C’è un ragazzo sulla soglia del futuro: si chiama Algoritmo. Oggi l’Italia gli ha messo casco e libretto. Una legge tutta sua, prima in Europa: fino a cinque anni di carcere per i deepfake che feriscono, tutele per i minori, regole sul lavoro. A vigilare, AgID e Agenzia per la cybersicurezza. In dote, un fondo fino a un miliardo per l’innovazione. E in corsia preferenziale – scuola, sanità, giustizia – l’obbligo di trasparenza e di controllo umano. Ma è tutela o freno a mano al futuro?

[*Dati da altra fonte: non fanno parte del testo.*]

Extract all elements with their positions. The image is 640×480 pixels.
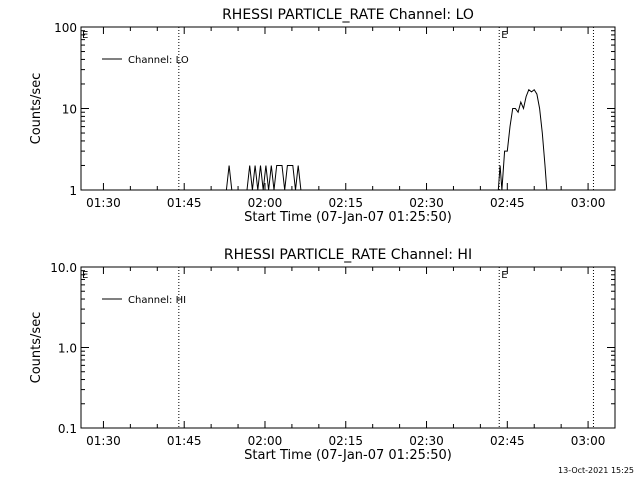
- chart-panel-1: RHESSI PARTICLE_RATE Channel: LO 01:30 01:…: [29, 7, 616, 225]
- legend: Channel: HI: [102, 295, 186, 306]
- plot-frame: [80, 266, 616, 429]
- y-tick-label: 100: [54, 21, 77, 35]
- x-axis-label: Start Time (07-Jan-07 01:25:50): [244, 210, 452, 225]
- y-tick-label: 10: [62, 103, 77, 117]
- x-tick-label: 02:00: [248, 434, 283, 448]
- x-tick-label: 02:30: [409, 434, 444, 448]
- time-marker-label: E: [501, 30, 507, 41]
- legend: Channel: LO: [102, 55, 189, 66]
- y-axis-label: Counts/sec: [29, 73, 44, 145]
- x-tick-label: 02:30: [409, 196, 444, 210]
- y-tick-label: 1.0: [58, 342, 77, 356]
- x-tick-label: 01:30: [86, 434, 121, 448]
- y-tick-label: 0.1: [58, 422, 77, 436]
- y-tick-label: 1: [69, 184, 77, 198]
- x-tick-label: 03:00: [571, 196, 606, 210]
- corner-label: E: [82, 30, 88, 41]
- chart-title: RHESSI PARTICLE_RATE Channel: HI: [224, 247, 472, 263]
- y-tick-label: 10.0: [50, 261, 77, 275]
- chart-panel-2: RHESSI PARTICLE_RATE Channel: HI 01:30 01:…: [29, 247, 616, 463]
- legend-entry: Channel: HI: [128, 295, 186, 306]
- plot-frame: [80, 26, 616, 191]
- y-axis-label: Counts/sec: [29, 312, 44, 384]
- x-tick-label: 01:30: [86, 196, 121, 210]
- x-tick-label: 03:00: [571, 434, 606, 448]
- x-tick-label: 01:45: [167, 434, 202, 448]
- x-tick-label: 02:15: [328, 434, 363, 448]
- corner-label: E: [82, 270, 88, 281]
- series-line-1: [225, 88, 548, 191]
- legend-entry: Channel: LO: [128, 55, 189, 66]
- x-tick-label: 02:15: [328, 196, 363, 210]
- x-tick-label: 02:45: [490, 196, 525, 210]
- x-tick-label: 02:00: [248, 196, 283, 210]
- x-tick-label: 02:45: [490, 434, 525, 448]
- footer-timestamp: 13-Oct-2021 15:25: [558, 466, 634, 475]
- x-axis-label: Start Time (07-Jan-07 01:25:50): [244, 448, 452, 463]
- chart-title: RHESSI PARTICLE_RATE Channel: LO: [222, 7, 474, 23]
- time-marker-label: E: [501, 270, 507, 281]
- x-tick-label: 01:45: [167, 196, 202, 210]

Il passato insegna che la tecnologia senza argini fa mostri, con argini crea mercati. L’argine c’è; manca il fiume di investimenti veri. Perché quel miliardo evocato dal governo è più mancia che banchetto se lo confronti con gli Stati Uniti e la Cina.

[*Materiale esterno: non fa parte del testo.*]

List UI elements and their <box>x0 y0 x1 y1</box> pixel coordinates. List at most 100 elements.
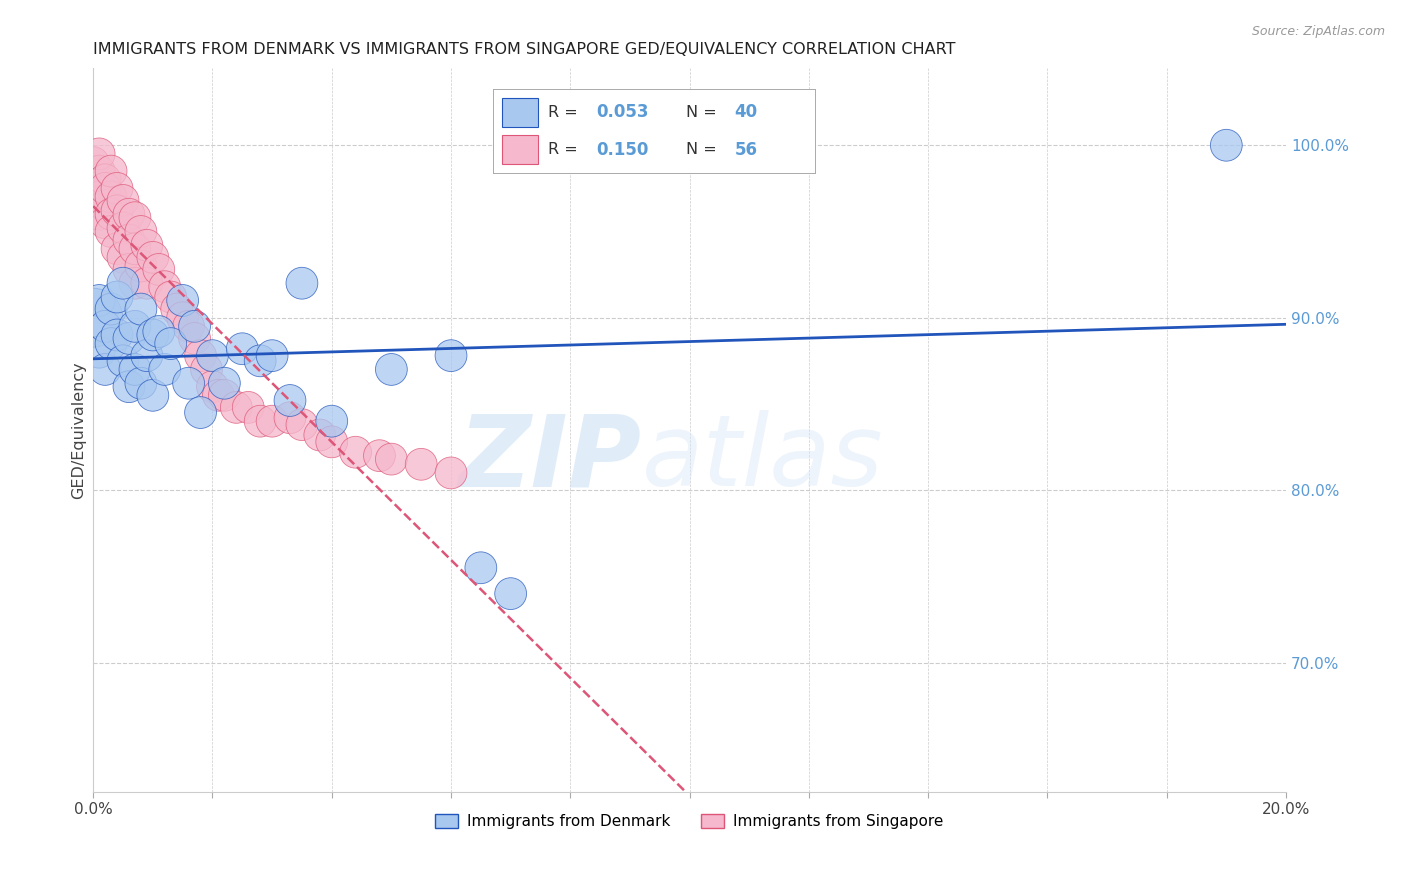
Point <box>142 251 165 265</box>
Point <box>231 342 253 356</box>
Point <box>308 428 330 442</box>
Point <box>201 380 224 394</box>
Point <box>214 388 236 402</box>
Point <box>148 262 170 277</box>
Text: atlas: atlas <box>643 410 883 508</box>
Point <box>89 190 111 204</box>
Point <box>249 414 271 428</box>
Text: Source: ZipAtlas.com: Source: ZipAtlas.com <box>1251 25 1385 38</box>
Point <box>142 388 165 402</box>
Point <box>100 302 122 317</box>
Point <box>249 354 271 368</box>
Point <box>105 328 128 343</box>
Point <box>183 331 205 345</box>
Point <box>195 362 218 376</box>
Point <box>380 452 402 467</box>
Point <box>368 449 391 463</box>
Point <box>177 376 200 391</box>
Point <box>89 147 111 161</box>
Point <box>129 259 152 273</box>
Point <box>499 587 522 601</box>
Point <box>278 393 301 408</box>
Point <box>470 561 492 575</box>
Point <box>159 336 181 351</box>
Point <box>105 181 128 195</box>
Point <box>94 173 117 187</box>
Point <box>105 203 128 218</box>
Point <box>100 207 122 221</box>
Point <box>118 262 141 277</box>
Point <box>440 349 463 363</box>
Point <box>100 190 122 204</box>
Point <box>153 362 176 376</box>
Point <box>89 207 111 221</box>
Point <box>440 466 463 480</box>
Point <box>183 319 205 334</box>
Point <box>124 319 146 334</box>
Text: ZIP: ZIP <box>458 410 643 508</box>
Point <box>118 207 141 221</box>
Point <box>111 277 134 291</box>
Point <box>190 406 212 420</box>
Point <box>148 325 170 339</box>
Point <box>82 155 104 169</box>
Point <box>105 290 128 304</box>
Point <box>238 401 260 415</box>
Point <box>129 376 152 391</box>
Text: IMMIGRANTS FROM DENMARK VS IMMIGRANTS FROM SINGAPORE GED/EQUIVALENCY CORRELATION: IMMIGRANTS FROM DENMARK VS IMMIGRANTS FR… <box>93 42 956 57</box>
Point <box>124 277 146 291</box>
Point <box>262 349 284 363</box>
Point <box>100 164 122 178</box>
Point <box>201 349 224 363</box>
Point <box>111 194 134 208</box>
Point <box>118 233 141 247</box>
Point <box>111 251 134 265</box>
Point <box>89 164 111 178</box>
Point <box>124 242 146 256</box>
Point <box>94 319 117 334</box>
Point <box>111 354 134 368</box>
Point <box>177 319 200 334</box>
Point <box>214 376 236 391</box>
Point <box>1215 138 1237 153</box>
Point <box>82 181 104 195</box>
Point <box>94 216 117 230</box>
Point <box>321 414 343 428</box>
Point <box>135 349 157 363</box>
Point <box>291 277 314 291</box>
Point <box>380 362 402 376</box>
Point <box>207 388 229 402</box>
Point <box>153 279 176 293</box>
Point <box>344 445 367 459</box>
Point <box>105 242 128 256</box>
Point <box>142 328 165 343</box>
Y-axis label: GED/Equivalency: GED/Equivalency <box>72 361 86 499</box>
Point <box>129 225 152 239</box>
Point <box>172 310 194 325</box>
Point <box>94 362 117 376</box>
Point <box>94 199 117 213</box>
Point <box>89 293 111 308</box>
Point <box>129 302 152 317</box>
Point <box>172 293 194 308</box>
Point <box>135 238 157 252</box>
Point <box>159 290 181 304</box>
Point <box>124 211 146 225</box>
Point <box>111 221 134 235</box>
Point <box>321 434 343 449</box>
Point <box>100 336 122 351</box>
Point <box>82 310 104 325</box>
Point <box>262 414 284 428</box>
Point <box>225 401 247 415</box>
Point <box>166 302 188 317</box>
Point <box>89 345 111 359</box>
Point <box>411 458 433 472</box>
Point <box>94 181 117 195</box>
Point <box>190 349 212 363</box>
Point <box>118 331 141 345</box>
Legend: Immigrants from Denmark, Immigrants from Singapore: Immigrants from Denmark, Immigrants from… <box>429 808 950 835</box>
Point <box>118 380 141 394</box>
Point <box>291 417 314 432</box>
Point <box>278 410 301 425</box>
Point <box>124 362 146 376</box>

Allora, di che cosa abbiamo davvero bisogno? Di centri di ricerca che non siano cattedrali nel deserto, di dati di qualità, di imprese che restino e crescano. Le regole servono a non schiantarci alla prima curva. Ma poi ci vogliono benzina, meccanici, e una strada che porti lontano. Altrimenti l’Algoritmo resta quello: un ragazzo sveglio, ma senza patente.